Camus characterises Diginex breaking down an ESG reporting set-up that she says has priced SMEs out of the market. With rates starting at $99 per month for a single user, Camus says small companies can access the sort of data management and ESG reporting capabilities that have so far been accessible only by large, mostly listed, corporations.

“We’ve seen with digital products and with assurance services, and very much the whole ESG sphere, that is has been geared towards the guys with the deepest pockets,” she said. “That’s what we want to disrupt with our technical solutions.”

It’s a message that has impressed investors. Fitch Ventures, Fitch Group’s investment arm, last year led a $6 million funding round that took total backing to $8m. Camus said the SGS tie-up was expected to bring rich benefits to both companies and that they hadn’t ruled out a closer financial partnership in the future.

“Until then, it’s a strategic alliance with the broader objective of making independent verification a new standard in ESG, and indeed ESG reporting,” she said.

Filling Gaps

For many clients, signing up to Diginex will be their first involvement in ESG data gathering. Regulations in the process of being rolled out make no demands on smaller companies to make such declarations.

But Diginex expects the space to grow as regulators begin requiring financial institutions to report their so-called invested, or Scope Three, emissions. Those are the greenhouse gas and carbon data of the companies in which firms invest or from which they buy services.

Consequently, Diginex is training its energies on luring supply-chains companies, Camus said; they are the businesses coming under the most recent pressure.

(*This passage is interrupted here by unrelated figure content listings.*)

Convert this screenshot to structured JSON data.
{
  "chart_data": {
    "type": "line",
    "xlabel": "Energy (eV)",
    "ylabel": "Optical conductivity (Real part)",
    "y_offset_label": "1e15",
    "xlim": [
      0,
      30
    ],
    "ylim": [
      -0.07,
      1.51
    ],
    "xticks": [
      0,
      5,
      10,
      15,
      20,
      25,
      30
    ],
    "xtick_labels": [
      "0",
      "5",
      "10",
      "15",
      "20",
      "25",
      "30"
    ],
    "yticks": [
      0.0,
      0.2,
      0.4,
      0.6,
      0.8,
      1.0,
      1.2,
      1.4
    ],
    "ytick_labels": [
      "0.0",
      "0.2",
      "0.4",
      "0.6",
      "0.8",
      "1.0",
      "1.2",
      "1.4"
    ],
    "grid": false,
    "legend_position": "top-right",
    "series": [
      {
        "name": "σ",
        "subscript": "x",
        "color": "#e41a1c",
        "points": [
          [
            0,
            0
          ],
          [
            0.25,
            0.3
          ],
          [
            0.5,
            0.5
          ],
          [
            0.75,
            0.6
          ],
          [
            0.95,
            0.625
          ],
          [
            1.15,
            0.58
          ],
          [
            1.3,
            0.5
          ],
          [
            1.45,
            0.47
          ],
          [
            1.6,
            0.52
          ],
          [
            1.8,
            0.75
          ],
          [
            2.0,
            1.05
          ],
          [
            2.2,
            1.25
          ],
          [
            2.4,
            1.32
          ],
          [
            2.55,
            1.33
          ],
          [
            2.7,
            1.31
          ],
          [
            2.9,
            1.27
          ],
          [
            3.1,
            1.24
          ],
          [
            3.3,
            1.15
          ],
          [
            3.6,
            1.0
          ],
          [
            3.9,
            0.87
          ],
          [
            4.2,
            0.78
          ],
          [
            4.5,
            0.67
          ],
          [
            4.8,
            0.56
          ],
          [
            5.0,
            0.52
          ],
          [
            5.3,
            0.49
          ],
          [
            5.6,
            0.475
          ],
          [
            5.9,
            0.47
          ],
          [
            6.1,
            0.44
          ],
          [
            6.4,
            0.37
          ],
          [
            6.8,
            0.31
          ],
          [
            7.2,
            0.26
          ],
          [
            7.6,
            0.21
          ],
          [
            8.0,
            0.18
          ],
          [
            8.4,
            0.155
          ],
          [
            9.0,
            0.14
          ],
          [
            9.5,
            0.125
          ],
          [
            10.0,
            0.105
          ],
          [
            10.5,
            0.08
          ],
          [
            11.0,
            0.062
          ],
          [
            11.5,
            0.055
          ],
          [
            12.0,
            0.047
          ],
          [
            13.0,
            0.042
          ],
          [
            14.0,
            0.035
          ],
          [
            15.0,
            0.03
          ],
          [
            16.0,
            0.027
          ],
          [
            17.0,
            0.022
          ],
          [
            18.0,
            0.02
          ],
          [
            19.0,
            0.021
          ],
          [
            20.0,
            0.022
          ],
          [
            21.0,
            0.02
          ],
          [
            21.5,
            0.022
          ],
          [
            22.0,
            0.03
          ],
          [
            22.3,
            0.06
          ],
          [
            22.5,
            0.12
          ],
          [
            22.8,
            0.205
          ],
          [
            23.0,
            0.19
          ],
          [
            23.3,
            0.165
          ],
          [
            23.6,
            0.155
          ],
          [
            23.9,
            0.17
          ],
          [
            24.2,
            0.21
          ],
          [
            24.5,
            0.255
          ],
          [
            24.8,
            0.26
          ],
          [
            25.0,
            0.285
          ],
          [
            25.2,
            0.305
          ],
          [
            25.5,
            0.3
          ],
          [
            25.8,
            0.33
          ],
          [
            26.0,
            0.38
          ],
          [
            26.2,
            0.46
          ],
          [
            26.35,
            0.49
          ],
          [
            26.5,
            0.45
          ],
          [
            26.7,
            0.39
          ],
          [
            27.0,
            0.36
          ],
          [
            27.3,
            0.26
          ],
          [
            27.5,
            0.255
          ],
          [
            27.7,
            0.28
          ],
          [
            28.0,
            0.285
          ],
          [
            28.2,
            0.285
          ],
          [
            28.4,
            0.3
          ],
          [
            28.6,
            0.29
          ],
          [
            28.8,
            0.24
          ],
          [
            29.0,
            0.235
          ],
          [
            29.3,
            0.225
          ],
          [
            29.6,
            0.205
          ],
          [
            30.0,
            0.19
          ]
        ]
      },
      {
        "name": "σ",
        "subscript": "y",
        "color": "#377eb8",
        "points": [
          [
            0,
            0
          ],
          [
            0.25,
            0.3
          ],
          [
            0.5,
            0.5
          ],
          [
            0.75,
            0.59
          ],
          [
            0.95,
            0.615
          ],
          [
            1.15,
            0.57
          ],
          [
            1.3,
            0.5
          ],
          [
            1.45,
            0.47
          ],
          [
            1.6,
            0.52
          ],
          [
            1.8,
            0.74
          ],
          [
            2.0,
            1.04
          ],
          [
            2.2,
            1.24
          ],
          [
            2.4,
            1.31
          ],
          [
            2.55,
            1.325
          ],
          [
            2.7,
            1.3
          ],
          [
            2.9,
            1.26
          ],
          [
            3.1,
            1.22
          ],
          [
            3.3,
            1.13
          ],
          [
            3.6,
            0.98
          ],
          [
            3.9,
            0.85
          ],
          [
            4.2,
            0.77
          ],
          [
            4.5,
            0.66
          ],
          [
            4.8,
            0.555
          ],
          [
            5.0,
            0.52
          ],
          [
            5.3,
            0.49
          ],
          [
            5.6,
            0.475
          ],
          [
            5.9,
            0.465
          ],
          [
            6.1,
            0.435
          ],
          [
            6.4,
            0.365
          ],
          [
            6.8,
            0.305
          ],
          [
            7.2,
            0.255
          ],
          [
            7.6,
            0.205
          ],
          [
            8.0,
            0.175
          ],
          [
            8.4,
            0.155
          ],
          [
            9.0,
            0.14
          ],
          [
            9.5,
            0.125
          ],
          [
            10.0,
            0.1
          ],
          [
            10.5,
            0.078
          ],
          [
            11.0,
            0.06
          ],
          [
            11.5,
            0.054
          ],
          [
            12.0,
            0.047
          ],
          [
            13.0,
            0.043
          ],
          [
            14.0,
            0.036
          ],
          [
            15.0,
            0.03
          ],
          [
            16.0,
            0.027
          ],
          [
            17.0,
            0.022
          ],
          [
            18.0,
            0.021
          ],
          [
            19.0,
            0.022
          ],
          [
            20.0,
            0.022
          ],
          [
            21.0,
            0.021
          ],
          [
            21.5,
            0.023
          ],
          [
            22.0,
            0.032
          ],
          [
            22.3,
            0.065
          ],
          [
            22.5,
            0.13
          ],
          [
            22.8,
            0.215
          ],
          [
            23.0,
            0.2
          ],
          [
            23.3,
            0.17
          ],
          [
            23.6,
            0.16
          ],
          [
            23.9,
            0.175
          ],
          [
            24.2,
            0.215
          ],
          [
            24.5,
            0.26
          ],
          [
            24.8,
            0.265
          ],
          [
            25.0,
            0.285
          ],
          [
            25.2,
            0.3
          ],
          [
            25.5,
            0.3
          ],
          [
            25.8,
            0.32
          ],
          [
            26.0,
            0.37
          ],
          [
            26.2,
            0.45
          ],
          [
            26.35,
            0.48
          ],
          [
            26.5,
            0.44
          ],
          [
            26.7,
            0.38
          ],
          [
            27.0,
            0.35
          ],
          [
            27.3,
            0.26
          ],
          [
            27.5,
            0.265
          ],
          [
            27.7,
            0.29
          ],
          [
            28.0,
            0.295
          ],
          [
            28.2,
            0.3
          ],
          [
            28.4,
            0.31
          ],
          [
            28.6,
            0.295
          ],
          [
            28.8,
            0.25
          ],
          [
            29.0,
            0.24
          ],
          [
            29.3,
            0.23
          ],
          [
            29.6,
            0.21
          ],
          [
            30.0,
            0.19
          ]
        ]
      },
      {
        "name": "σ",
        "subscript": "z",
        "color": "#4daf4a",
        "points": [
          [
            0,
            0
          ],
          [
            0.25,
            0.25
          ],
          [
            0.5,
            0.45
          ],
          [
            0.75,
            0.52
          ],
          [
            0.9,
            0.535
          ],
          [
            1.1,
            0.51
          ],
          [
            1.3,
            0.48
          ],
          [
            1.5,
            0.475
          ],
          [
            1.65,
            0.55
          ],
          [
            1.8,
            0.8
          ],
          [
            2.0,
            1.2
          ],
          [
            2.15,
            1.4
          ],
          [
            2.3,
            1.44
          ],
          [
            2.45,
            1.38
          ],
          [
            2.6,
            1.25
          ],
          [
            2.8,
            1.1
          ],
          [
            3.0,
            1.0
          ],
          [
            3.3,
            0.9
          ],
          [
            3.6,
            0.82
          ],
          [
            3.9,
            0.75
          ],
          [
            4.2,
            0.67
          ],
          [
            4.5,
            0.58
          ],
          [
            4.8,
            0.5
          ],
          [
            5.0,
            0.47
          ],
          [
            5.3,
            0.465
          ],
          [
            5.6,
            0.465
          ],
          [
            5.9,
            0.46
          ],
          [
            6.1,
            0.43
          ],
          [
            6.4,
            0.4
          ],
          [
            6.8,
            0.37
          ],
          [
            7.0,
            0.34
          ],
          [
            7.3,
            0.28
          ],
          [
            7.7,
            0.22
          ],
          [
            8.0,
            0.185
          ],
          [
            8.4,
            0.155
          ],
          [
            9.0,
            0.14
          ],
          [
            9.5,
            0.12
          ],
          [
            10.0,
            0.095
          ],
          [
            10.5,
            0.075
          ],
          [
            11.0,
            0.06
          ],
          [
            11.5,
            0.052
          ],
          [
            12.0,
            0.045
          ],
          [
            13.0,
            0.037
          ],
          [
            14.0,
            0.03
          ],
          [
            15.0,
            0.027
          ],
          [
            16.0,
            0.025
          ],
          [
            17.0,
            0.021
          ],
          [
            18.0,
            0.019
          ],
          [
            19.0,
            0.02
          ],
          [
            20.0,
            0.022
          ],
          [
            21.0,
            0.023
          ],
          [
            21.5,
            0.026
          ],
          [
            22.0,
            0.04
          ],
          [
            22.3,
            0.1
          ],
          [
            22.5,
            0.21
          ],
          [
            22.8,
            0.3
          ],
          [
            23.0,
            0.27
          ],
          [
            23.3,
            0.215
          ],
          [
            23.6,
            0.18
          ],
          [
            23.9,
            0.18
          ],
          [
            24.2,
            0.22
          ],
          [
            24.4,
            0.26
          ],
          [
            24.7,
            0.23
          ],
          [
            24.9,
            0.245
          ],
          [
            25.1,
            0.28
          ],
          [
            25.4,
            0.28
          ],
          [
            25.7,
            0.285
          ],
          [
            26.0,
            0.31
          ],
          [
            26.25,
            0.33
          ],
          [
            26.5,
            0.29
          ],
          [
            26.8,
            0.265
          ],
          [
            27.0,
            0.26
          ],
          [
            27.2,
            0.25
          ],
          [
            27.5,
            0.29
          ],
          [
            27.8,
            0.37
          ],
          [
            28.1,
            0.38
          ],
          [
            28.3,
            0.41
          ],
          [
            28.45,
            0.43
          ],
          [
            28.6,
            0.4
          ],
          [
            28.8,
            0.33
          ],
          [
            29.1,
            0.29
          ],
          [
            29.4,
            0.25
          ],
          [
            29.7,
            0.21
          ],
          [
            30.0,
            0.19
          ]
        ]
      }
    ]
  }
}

“A lot of the SMEs that are reaching out to us are saying that 12 months ago investors were asking about their balance sheets and now they’re suddenly being asked by the same investors what their carbon footprints are,” she said.

Camus said Diginex sees its alliance with SGS as providing another means of filling gaps in the ESG data record that has led to claims of greenwashing.

“The certification element of just having trust and visibility over the data has become really critical,” she said. “Before it was just screening – it was about stock picking and screening. Now it’s all about engaging.”